Supplier financial risk remains a looming threat today, but are there any viable solutions to counter it?

A 2015 academic study about developing a supply chain risk prediction model underlines one simple truth: early detection is key.

Illustration: Veridion / Quote: Research Gate

Different prediction models aim to uncover potential risks early on, and there are other signs of supplier financial trouble you can pay attention to. 

Moreover, the dawn of generative AI promises new, groundbreaking solutions.

Artificial intelligence excels at information synthesis from multiple sources, enabling businesses to bridge silos, use dynamic forecasting, and enhance their risk management capabilities. 

Illustration: Veridion / Source: IDC & SAP

Often, a single prompt is enough to produce detailed risk assessments, scenario simulations, and even mitigation strategies. 

If you’re having doubts about your key supplier’s financial state, AI can boost your spend management efforts and neutralize the threat. 

Here’s how:

Real-time Data AnalysisGet a comprehensive, real-time look at potential financial risks. AI can handle vast amounts of data from multiple sources, including financial reports, articles, databases, and forums. 
Pattern RecognitionNotice patterns and anomalies for early detection of potential supplier issues.
Predictive ModelingUse historical data on supplier performance to identify trends and predict future performance and potential risks. AI empowers you to devise mitigation strategies on time.
Automated AlertsBe warned about potential supplier issues based on predefined risk thresholds. AI systems can detect a financial downturn for a critical supplier and notify the relevant personnel right away.

Continuous awareness of your suppliers’ financial state and performance is an integral part of strategic spend management.

Also, as you bring more spend under management, you prevent risky behaviors such as maverick spending.  

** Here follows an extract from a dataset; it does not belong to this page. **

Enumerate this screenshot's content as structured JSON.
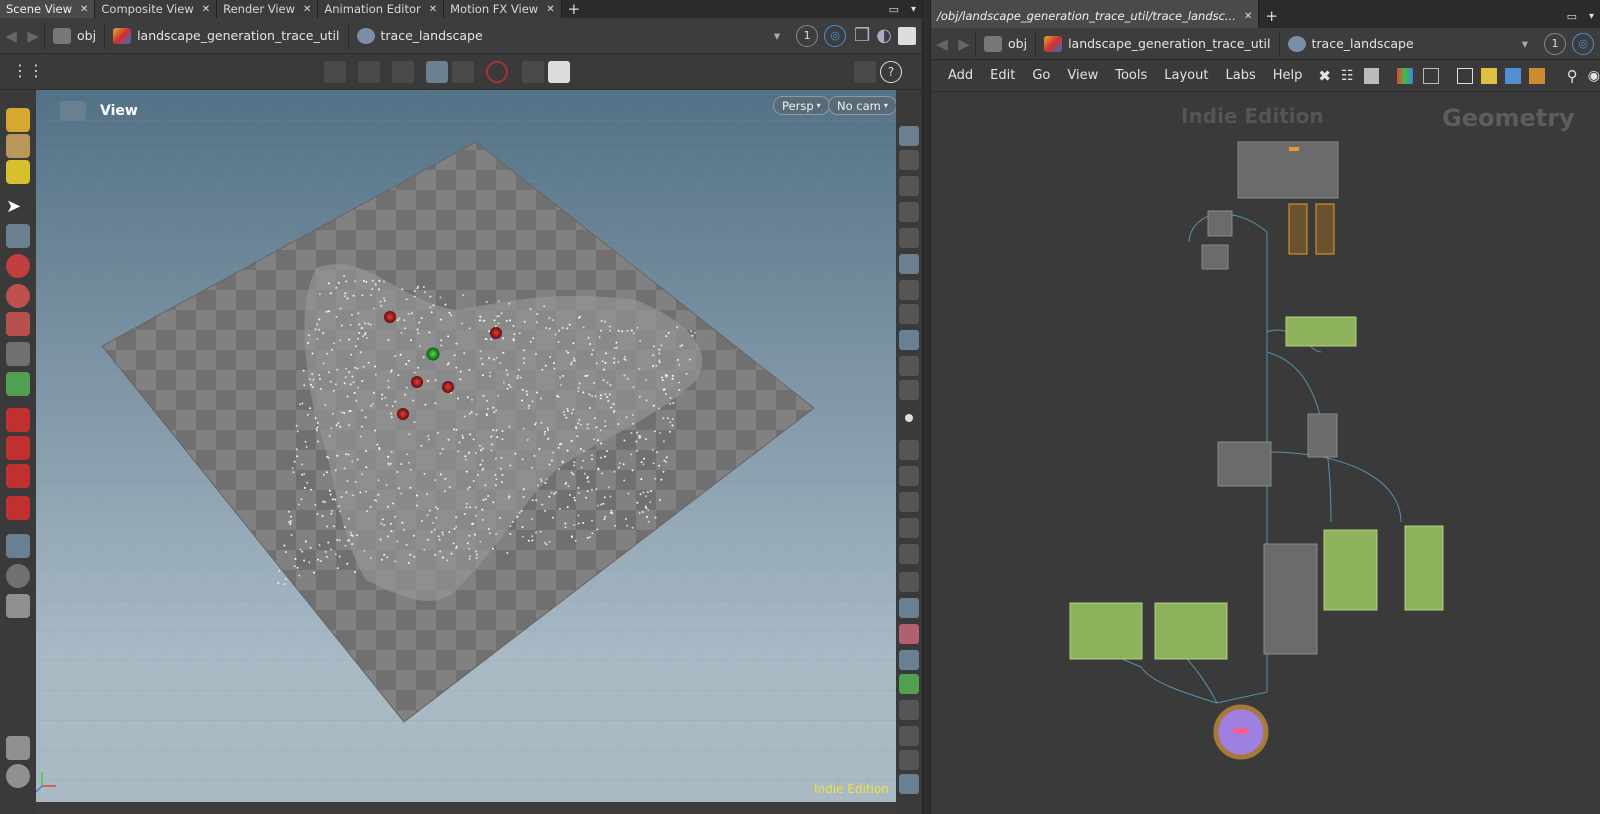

The Hackett Group’s 2018 report takes a closer look at maverick or rogue spending, revealing that the most widespread type of maverick spending is purchasing from unapproved suppliers.

Illustration: Veridion / Data: The Hackett Group

As the authors note, this type of non-compliance also carries the most risk because these suppliers haven’t gone through vetting, which increases the chances of vendor fraud or other deceptive practices.

But remember, one reliable way of countering maverick spend and minimizing risk is through strategic spend management powered by software tools.

So, if your goal is to identify and avoid potential financial risks, make spend management your next big investment.

Conclusion

The main takeaway here: agility is the antidote to complexity.

Procurement teams deal with numerous complexities in the present while preparing for the uncertain future, and they don’t have too many allies.

Luckily, you can always count on modern spend management tools to streamline your processes, uncover useful data, and run future scenarios to help you navigate the uncertainties.

All these benefits are within your reach.